当然,学生自己选择了人文或STEM专业,就意味着这些数字可能反映的只是学生的特点,而非他们所受教育的影响。不过政治科学家希拉古思(Sunshine Hillygus)在将学生原先就有的对政治的兴趣作为控制变量后,所做的研究也表现出相同模式。希拉古思发现,大学毕业生中间出现的政治参与的差异,也反映在从幼儿园到12年级的教育中。与高分的SAT语言成绩相关的是政治参与的更高概率,而与高分的SAT数学成绩相关的是参与的更低概率。再者,既然学生的社会经济背景对于SAT数学和语言分数的影响是相同的,那么语言高分和数学高分相应的政治参与度,就清楚说明在特定的学科领域和对政治参与的预备之间存在着某种关联。当然,相关性不等于因果性,指出相关性更不能证明存在因果性。但是有更复杂语言能力的人更愿意参与公共生活,而所受教育偏重科学的人公共参与的意愿下滑,无疑是阿伦特所预见到的危险消极状况的一个信号。
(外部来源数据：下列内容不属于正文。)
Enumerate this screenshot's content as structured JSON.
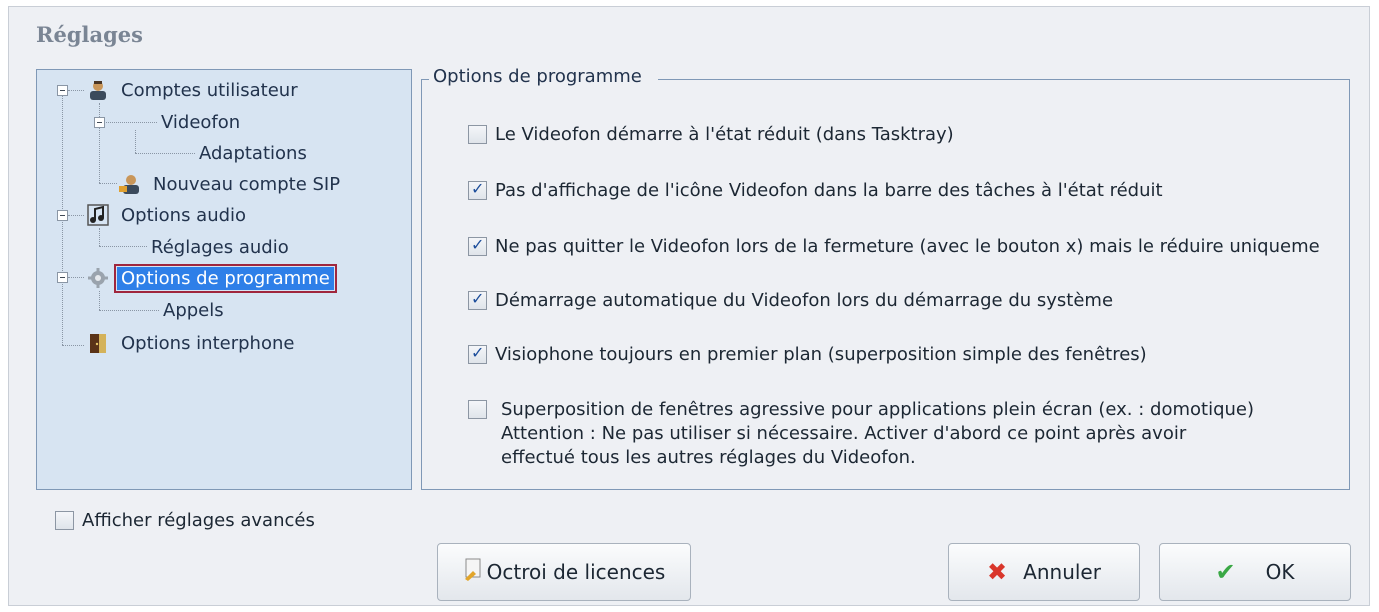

读者也许纳闷,鉴于阿伦特对科学思维方式、数学化和纯“计算”的抨击,是否我提供的数据本身就有讽刺意味。但这是对阿伦特的误解。科学思考是强大和极有价值的工具,她的要点不是要抛弃它们,而是将它们提供的知识整合进关于我们正在做什么、应当做什么和为何如此的更广泛深入的对话中。科学不是一个向导,而是一种支持物——拐杖、工具和加速器——人类借助科学来思考他们正在做的事情。
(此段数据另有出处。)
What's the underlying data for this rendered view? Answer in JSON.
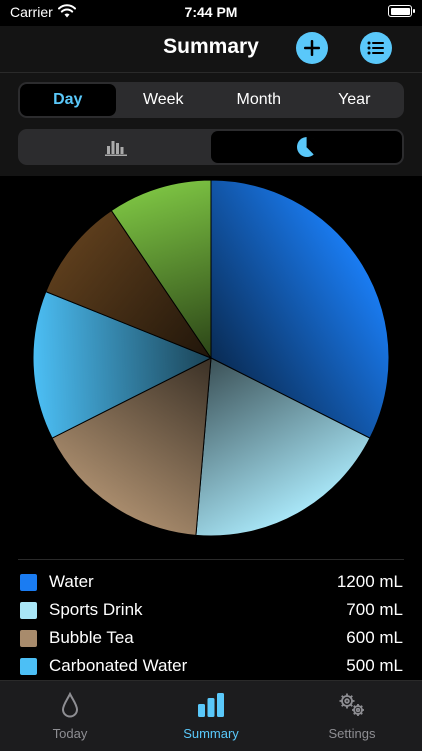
{
  "status_bar": {
    "carrier": "Carrier",
    "time": "7:44 PM"
  },
  "header": {
    "title": "Summary",
    "add_icon": "plus-icon",
    "list_icon": "list-icon"
  },
  "period_tabs": [
    {
      "label": "Day",
      "selected": true
    },
    {
      "label": "Week",
      "selected": false
    },
    {
      "label": "Month",
      "selected": false
    },
    {
      "label": "Year",
      "selected": false
    }
  ],
  "chart_toggle": {
    "options": [
      "bar-chart-icon",
      "pie-chart-icon"
    ],
    "selected": "pie-chart-icon"
  },
  "chart_data": {
    "type": "pie",
    "series": [
      {
        "name": "Water",
        "value": 1200,
        "color": "#1a7cf2"
      },
      {
        "name": "Sports Drink",
        "value": 700,
        "color": "#a8e6f7"
      },
      {
        "name": "Bubble Tea",
        "value": 600,
        "color": "#a88b6c"
      },
      {
        "name": "Carbonated Water",
        "value": 500,
        "color": "#4cbff5"
      },
      {
        "name": "",
        "value": 350,
        "color": "#5c3d1c"
      },
      {
        "name": "",
        "value": 350,
        "color": "#7bc142"
      }
    ]
  },
  "legend": [
    {
      "name": "Water",
      "amount": "1200 mL",
      "color": "#1a7cf2"
    },
    {
      "name": "Sports Drink",
      "amount": "700 mL",
      "color": "#a8e6f7"
    },
    {
      "name": "Bubble Tea",
      "amount": "600 mL",
      "color": "#a88b6c"
    },
    {
      "name": "Carbonated Water",
      "amount": "500 mL",
      "color": "#4cbff5"
    }
  ],
  "tab_bar": {
    "tabs": [
      {
        "label": "Today",
        "icon": "drop-icon",
        "active": false
      },
      {
        "label": "Summary",
        "icon": "bar-chart-icon",
        "active": true
      },
      {
        "label": "Settings",
        "icon": "gears-icon",
        "active": false
      }
    ]
  },
  "colors": {
    "accent": "#5ac8fa",
    "inactive": "#8e8e93"
  }
}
此时,在初版六十年后重读《人的境况》,我深深为阿伦特的先见之明所折服。在这六十年间,科学及相关的现象——技术统治,变得越发强大。技术统治,我指的是现今对于政治问题只应当由具备相关专业知识——经济学、气候科学、基因科学等等——的政策专家来决定的普遍期待。我想,我们的不平等经济和分裂的政治正是我们从多数人类生活的非政治化中收获的苦果。几乎二十年前,一个特立独行、有先见之明的经济学家丹尼·罗德里克(Dani Rodrik)就有力地证明了全球经济的“不可能理论”,即民主、国家主权和全球经济一体化三者是不兼容的[5];他论证了一国不可能同时拥有这三者。可是这二十年来经济政策的制定者一意孤行,仿佛如此悲剧性的选择不存在,仿佛增长问题纯粹是一个技术治理的问题,通过正确的税收政策和市场制度就能对付。政策制定者没有看到背后根本的政治问题,并通过教育和培养公民判断力的项目来解决这些问题,结果2008年的大萧条令他们震惊,然而仅仅十年后,他们再次震惊于席卷而来的民粹主义,后者几乎倾覆了貌似稳固的政治架构。
我们处理气候变化政治上的苦苦挣扎,就是这种科学与政治思考之间奇怪僵持的产物。这种僵持包括科学拒绝承认它的辅助角色在于支持,而不是指导政治思考,和政治思考拒绝承认科学本身的价值。我确信,我们在这个问题上的僵化或不作为不会让阿伦特吃惊。相反,政治让技术统治和技术专家们一次次地震惊不已。我们的政策制定者受到惊吓的事实是危险和有害的,直到我们再次学着去思考我们正在做的事情,并以对我们世界的重新政治化来装备自己,才可能消除这种危害。我这样说并非希望废黜科学的力量,因为我们能够且应当庆祝科学让人类潜能得到了惊人的实现。但是我想,是时候重新联合科学与政治思考,计算机算法智能与判断力了。这是阿伦特在很多年前就召唤我们从事的工作,这个召唤,我想,只能变得更为紧迫。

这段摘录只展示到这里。